Mancuso et al.  suggested that nitroso compounds caused salivary gland tumors in laboratory mice, and the presence of nitroso compounds in rubbers could be an explanation for higher incidence of salivary gland cancer in rubber industrial workers. Vermeulen et al.  used Salmonella typhimurium strains, which overproduce specific enzymes such as nitroreductase and acetyltransferase in the presence of mutagenic material, and proposed that some components of rubber fumes may have mutagenic potential, and these may include aromatic amines. Kim B et al.  reported that once the nanoparticles in rubber fumes are deposited in the human body, they can easily translocate to other tissues and have a high toxicological effect due to their small size.
Maximal concentrations of rubber fumes during the rubber curing process as estimated by a regression equation *
This study has some limitations. We aimed to describe a relationship between rubber fume exposure and the development of tracheal ACC. First, for the 10-year exposure period, information regarding the first 6 years was not available. This forced us to rely on estimations based on statements from the patient and measurements from a tire manufacturing company in a previous study. Second, we presumed that the risk factors for head and neck salivary gland tumors and tracheal ACC are similar, which needs more thoughtful consideration. Third, it is known that the chemical composition analysis of rubber fumes is difficult and that data about their harmful effects are scanty , so we cannot but explain a biological plausibility for their carcinogenesis insufficiently. Fourth, some information about other possible risk factors such as EBV was not available, so we could not evaluate its effect on this case.
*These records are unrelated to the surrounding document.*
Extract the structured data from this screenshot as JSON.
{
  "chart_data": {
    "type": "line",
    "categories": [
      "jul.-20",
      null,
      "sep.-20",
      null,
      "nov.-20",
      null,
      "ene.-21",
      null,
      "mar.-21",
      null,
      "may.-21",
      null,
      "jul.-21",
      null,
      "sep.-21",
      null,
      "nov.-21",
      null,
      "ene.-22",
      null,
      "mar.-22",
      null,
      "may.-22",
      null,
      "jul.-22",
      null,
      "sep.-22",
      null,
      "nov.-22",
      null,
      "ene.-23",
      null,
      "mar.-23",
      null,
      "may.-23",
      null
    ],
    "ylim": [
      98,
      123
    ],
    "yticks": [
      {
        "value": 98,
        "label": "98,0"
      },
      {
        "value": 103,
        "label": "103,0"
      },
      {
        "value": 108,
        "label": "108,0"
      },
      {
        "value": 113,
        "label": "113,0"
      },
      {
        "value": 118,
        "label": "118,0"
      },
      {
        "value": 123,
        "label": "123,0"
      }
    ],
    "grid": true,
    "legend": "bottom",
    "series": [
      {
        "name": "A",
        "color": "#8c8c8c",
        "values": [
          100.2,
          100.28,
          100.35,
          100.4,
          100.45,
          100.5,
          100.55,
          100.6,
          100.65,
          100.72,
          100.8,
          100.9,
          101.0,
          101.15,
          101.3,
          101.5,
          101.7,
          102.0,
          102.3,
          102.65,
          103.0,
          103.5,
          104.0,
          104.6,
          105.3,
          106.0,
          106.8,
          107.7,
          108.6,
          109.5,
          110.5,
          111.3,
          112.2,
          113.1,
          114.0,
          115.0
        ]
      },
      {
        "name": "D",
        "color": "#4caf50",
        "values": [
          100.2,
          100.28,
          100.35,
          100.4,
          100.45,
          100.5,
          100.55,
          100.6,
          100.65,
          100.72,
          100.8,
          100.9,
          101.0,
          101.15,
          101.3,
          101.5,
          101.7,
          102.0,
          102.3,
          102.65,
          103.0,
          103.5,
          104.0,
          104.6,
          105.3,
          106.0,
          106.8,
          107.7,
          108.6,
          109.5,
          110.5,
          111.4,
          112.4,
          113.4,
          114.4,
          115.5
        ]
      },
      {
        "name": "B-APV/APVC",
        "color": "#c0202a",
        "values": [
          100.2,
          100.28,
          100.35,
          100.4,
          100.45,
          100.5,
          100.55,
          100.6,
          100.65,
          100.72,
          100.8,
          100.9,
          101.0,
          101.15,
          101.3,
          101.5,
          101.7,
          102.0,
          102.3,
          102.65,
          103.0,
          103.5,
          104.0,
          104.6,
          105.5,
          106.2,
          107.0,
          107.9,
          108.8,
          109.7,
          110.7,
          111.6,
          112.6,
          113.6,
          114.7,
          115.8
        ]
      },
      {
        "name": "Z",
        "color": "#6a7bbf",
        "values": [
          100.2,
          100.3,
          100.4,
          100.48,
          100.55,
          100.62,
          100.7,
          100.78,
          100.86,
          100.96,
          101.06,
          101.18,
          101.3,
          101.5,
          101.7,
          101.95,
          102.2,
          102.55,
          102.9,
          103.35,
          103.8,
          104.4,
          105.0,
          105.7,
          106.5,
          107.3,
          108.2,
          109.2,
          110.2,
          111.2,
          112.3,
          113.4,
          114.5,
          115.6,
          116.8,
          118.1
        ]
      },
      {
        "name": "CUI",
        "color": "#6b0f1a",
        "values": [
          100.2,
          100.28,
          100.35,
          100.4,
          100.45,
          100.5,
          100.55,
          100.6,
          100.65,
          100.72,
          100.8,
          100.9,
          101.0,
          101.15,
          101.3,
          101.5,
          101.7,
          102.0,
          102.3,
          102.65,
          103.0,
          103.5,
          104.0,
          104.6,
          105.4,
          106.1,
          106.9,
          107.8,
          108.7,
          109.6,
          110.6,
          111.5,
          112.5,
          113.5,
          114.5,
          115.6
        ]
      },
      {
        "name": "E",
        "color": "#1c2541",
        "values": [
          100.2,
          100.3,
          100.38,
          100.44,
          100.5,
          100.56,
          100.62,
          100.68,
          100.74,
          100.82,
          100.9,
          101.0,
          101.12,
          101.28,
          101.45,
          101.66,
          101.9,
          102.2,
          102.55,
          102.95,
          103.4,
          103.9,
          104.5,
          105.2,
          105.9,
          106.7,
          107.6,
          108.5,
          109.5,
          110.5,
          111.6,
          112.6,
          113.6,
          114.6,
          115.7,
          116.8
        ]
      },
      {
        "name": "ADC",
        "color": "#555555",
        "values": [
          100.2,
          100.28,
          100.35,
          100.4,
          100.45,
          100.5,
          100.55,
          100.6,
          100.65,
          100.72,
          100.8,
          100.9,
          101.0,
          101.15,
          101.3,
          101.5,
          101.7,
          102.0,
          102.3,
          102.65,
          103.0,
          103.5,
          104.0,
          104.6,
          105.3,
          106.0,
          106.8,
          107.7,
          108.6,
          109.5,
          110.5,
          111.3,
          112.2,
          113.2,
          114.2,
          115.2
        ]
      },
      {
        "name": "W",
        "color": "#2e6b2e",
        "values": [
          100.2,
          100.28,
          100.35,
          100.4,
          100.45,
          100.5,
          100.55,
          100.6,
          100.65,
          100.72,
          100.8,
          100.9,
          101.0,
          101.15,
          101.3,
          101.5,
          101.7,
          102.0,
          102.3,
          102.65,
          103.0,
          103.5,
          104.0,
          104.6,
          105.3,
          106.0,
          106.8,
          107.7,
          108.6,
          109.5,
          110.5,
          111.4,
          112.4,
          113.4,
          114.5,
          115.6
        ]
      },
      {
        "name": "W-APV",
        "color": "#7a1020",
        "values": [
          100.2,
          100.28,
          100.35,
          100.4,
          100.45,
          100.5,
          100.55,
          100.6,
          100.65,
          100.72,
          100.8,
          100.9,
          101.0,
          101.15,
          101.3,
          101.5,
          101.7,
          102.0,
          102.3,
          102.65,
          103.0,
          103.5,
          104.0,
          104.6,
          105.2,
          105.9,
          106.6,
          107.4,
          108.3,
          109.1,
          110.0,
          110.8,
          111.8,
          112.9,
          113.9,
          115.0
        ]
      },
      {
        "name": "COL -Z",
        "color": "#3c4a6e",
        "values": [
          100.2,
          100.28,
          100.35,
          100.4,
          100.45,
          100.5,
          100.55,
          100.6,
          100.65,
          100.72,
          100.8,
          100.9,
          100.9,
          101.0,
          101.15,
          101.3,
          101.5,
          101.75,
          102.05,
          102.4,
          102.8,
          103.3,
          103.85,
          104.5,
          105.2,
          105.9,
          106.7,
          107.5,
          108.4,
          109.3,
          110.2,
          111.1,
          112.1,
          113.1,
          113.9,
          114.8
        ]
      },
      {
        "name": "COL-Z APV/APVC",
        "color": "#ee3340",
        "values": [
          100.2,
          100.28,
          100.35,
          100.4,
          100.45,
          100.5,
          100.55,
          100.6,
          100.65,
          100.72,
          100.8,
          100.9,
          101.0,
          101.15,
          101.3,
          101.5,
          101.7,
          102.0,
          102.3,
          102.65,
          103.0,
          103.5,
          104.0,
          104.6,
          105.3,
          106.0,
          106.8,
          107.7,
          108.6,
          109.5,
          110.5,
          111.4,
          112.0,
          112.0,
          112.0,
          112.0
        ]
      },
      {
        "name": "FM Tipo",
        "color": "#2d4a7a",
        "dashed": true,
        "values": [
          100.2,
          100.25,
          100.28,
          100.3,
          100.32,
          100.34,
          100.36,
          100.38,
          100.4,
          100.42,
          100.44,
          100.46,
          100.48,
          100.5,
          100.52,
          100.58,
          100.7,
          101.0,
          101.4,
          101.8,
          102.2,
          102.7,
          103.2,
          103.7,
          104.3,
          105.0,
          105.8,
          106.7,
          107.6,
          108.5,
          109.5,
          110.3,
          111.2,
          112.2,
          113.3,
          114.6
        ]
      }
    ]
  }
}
Despite the above limitations, this study is the first case report that suggests a relationship between exposure to rubber fumes and the development of tracheal ACC. However, in order to definitively prove the relationship between rubber fumes and occupational cancer, further epidemiological and experimental studies are necessary.
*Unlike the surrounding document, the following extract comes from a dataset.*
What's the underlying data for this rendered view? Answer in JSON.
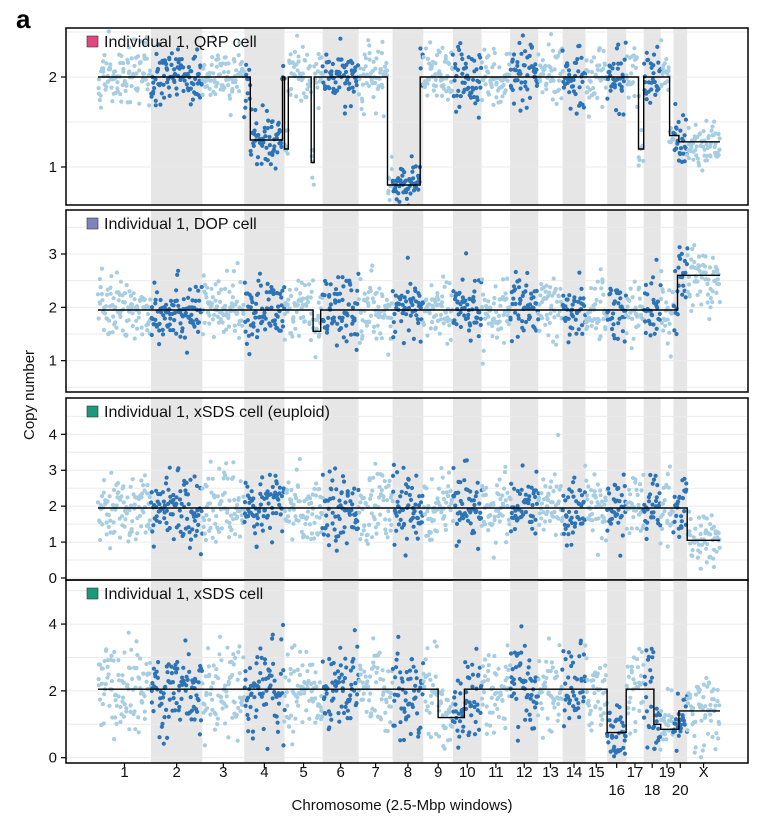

In conclusion, tracheal ACC and salivary gland tumor of head and neck have very similar patterns with regard to their histopathology and epidemiology, and may therefore share a common etiology. Rubber manufacturing is considered to be a risk factor of salivary gland tumors, and rubber fumes have been reported to have mutagenic and toxicological properties. Exposure levels of rubber fumes for this case are estimated to have been close to or higher than the British OEL, but those of other potential carcinogens such as PAHs and N-nitrosamines are not. Although the patient was an ex-smoker, tracheal ACC is not known to be associated with a smoking habit. Besides, this patient was not concluded to have been exposed to other risk factors of salivary gland tumors such as HIV infection or ionizing radiation. Therefore, it is suggested that the development of tracheal ACC in this case may have been influenced by occupational exposure to rubber fumes.
Written informed consent was obtained from the patient’s guardian/parent/next of kin for the publication of this report and any accompanying images.